The Effects Of A Lack Of Connection

In addition to the George Monbiot quote above, here are some more examples of the strength of our need to connect and the devastation we experience when this desire is thwarted:

– Well documented experiences in orphanages show that despite having adequate food and water and having all other physical needs met, babies fail to thrive and many even die if they do not have regular physical contact.

– In this talk Gabor Mate a medical doctor, describes his findings showing that much illness, physical and emotional, stems from unaddressed childhood loss and lack of connection.

– In this poem London-based actor and poet Elliot Barnes-Worrel shares his experience of men’s struggles with connection and their inability to feel their grief.

It seems strange to have to search for quotes and articles to explain the power of our need for connection – yet it feels so important to  find ways to acknowledge this longing in us, and to work to restore it to its true place in our lives. I find myself in need of reminders that I am human – therefore the single most important thing to me is connection. It is as if this is something we all know and yet don’t know – or at least don’t acknowledge.

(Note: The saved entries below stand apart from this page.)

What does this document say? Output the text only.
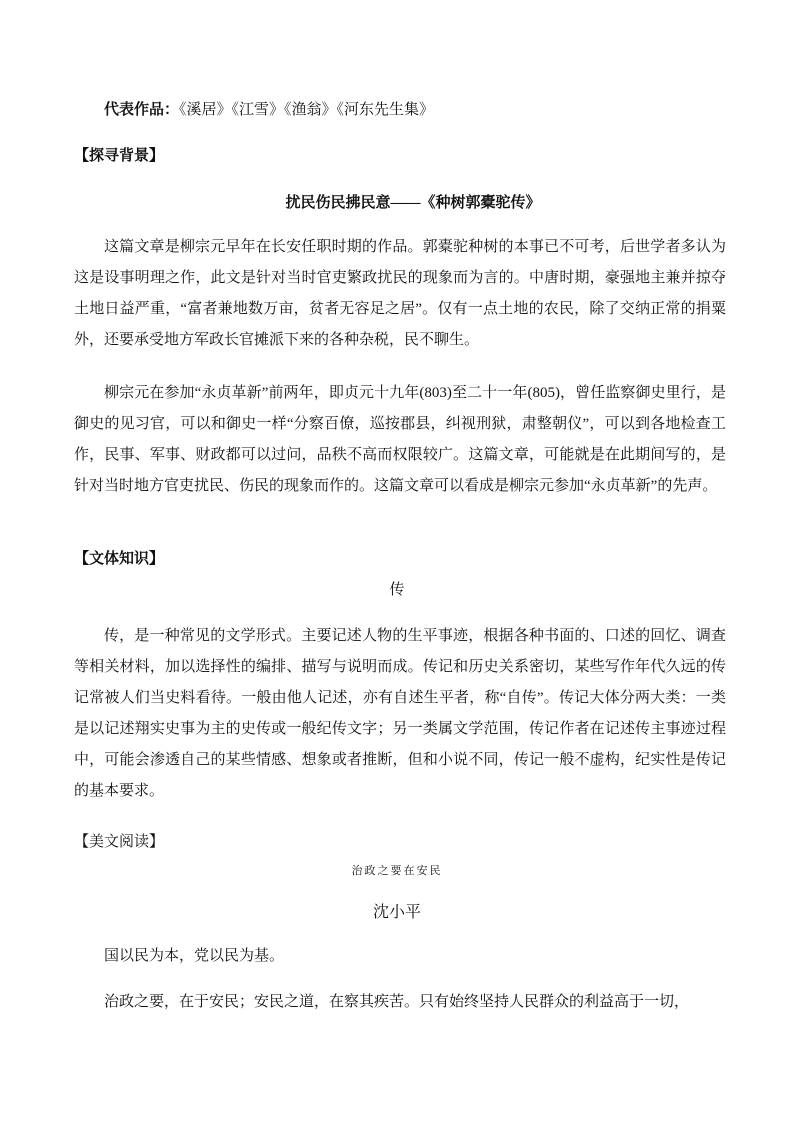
代表作品：《溪居》《江雪》《渔翁》《河东先生集》
【探寻背景】
扰民伤民拂民意——《种树郭橐驼传》
这篇文章是柳宗元早年在长安任职时期的作品。郭橐驼种树的本事已不可考，后世学者多认为这是设事明理之作，此文是针对当时官吏繁政扰民的现象而为言的。中唐时期，豪强地主兼并掠夺土地日益严重，“富者兼地数万亩，贫者无容足之居”。仅有一点土地的农民，除了交纳正常的捐粟外，还要承受地方军政长官摊派下来的各种杂税，民不聊生。
柳宗元在参加“永贞革新”前两年，即贞元十九年(803)至二十一年(805)，曾任监察御史里行，是御史的见习官，可以和御史一样“分察百僚，巡按郡县，纠视刑狱，肃整朝仪”，可以到各地检查工作，民事、军事、财政都可以过问，品秩不高而权限较广。这篇文章，可能就是在此期间写的，是针对当时地方官吏扰民、伤民的现象而作的。这篇文章可以看成是柳宗元参加“永贞革新”的先声。
【文体知识】
传
传，是一种常见的文学形式。主要记述人物的生平事迹，根据各种书面的、口述的回忆、调查等相关材料，加以选择性的编排、描写与说明而成。传记和历史关系密切，某些写作年代久远的传记常被人们当史料看待。一般由他人记述，亦有自述生平者，称“自传”。传记大体分两大类：一类是以记述翔实史事为主的史传或一般纪传文字；另一类属文学范围，传记作者在记述传主事迹过程中，可能会渗透自己的某些情感、想象或者推断，但和小说不同，传记一般不虚构，纪实性是传记的基本要求。
【美文阅读】
治政之要在安民
沈小平
国以民为本，党以民为基。
治政之要，在于安民；安民之道，在察其疾苦。只有始终坚持人民群众的利益高于一切，
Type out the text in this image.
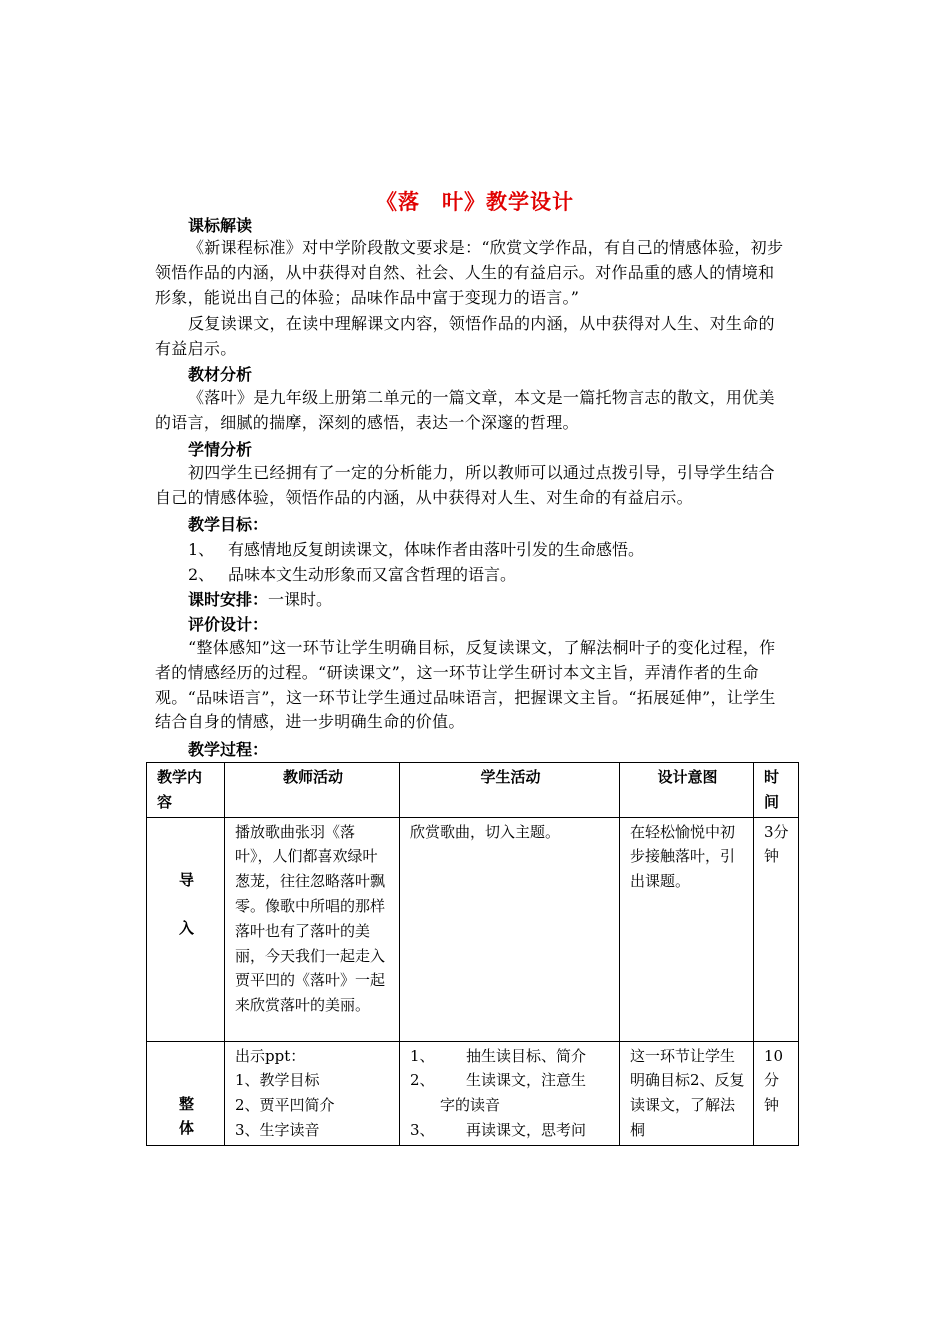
《落　叶》教学设计
课标解读
《新课程标准》对中学阶段散文要求是：“欣赏文学作品，有自己的情感体验，初步领悟作品的内涵，从中获得对自然、社会、人生的有益启示。对作品重的感人的情境和形象，能说出自己的体验；品味作品中富于变现力的语言。”
反复读课文，在读中理解课文内容，领悟作品的内涵，从中获得对人生、对生命的有益启示。
教材分析
《落叶》是九年级上册第二单元的一篇文章，本文是一篇托物言志的散文，用优美的语言，细腻的揣摩，深刻的感悟，表达一个深邃的哲理。
学情分析
初四学生已经拥有了一定的分析能力，所以教师可以通过点拨引导，引导学生结合自己的情感体验，领悟作品的内涵，从中获得对人生、对生命的有益启示。
教学目标：
1、 有感情地反复朗读课文，体味作者由落叶引发的生命感悟。
2、 品味本文生动形象而又富含哲理的语言。
课时安排：一课时。
评价设计：
“整体感知”这一环节让学生明确目标，反复读课文，了解法桐叶子的变化过程，作者的情感经历的过程。“研读课文”，这一环节让学生研讨本文主旨，弄清作者的生命观。“品味语言”，这一环节让学生通过品味语言，把握课文主旨。“拓展延伸”，让学生结合自身的情感，进一步明确生命的价值。
教学过程：
教学内容	教师活动	学生活动	设计意图	时间

导
入	播放歌曲张羽《落叶》，人们都喜欢绿叶葱茏，往往忽略落叶飘零。像歌中所唱的那样落叶也有了落叶的美丽，今天我们一起走入贾平凹的《落叶》一起来欣赏落叶的美丽。	欣赏歌曲，切入主题。	在轻松愉悦中初步接触落叶，引出课题。	3分钟

整
体	出示ppt：
1、教学目标
2、贾平凹简介
3、生字读音	1、 抽生读目标、简介
2、 生读课文，注意生
字的读音
3、 再读课文，思考问	这一环节让学生明确目标2、反复读课文，了解法桐	10分钟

It seems that living deeply connected lives and experiencing ‘success’ in this society do not sit well together. Everything in our culture suggests connection should not be our priority. We should be independent, strong, successful, capable, or there is something ‘wrong’ with us – we might even be packed off to see a therapist or life coach to sort out this ‘problem’. Yet as  Jiddu Krishnamurti says:

‘It is no measure of health to be well adjusted to a profoundly sick society.’

Impoverished artists, struggling single parents, carers, people going through emotional breakdown or spiritual crisis, addicts, those choosing to live in community or close to the land – may all be valuing their connections, feelings and creativity above security, money and status. Have these people made better or worse decisions than the wealthy, successful much admired man or woman who goes home to an empty house at the end of the day and who may have compromised or sacrificed relationships, friendships and their connection to the earth and to their body to get to where they are? Let’s think about this for a minute, maybe the priorities of ‘successful’ or ‘well adjusted’ people are also based on love and connection – could it be that this is their way of maintaining a painful connection with someone they have loved and lost?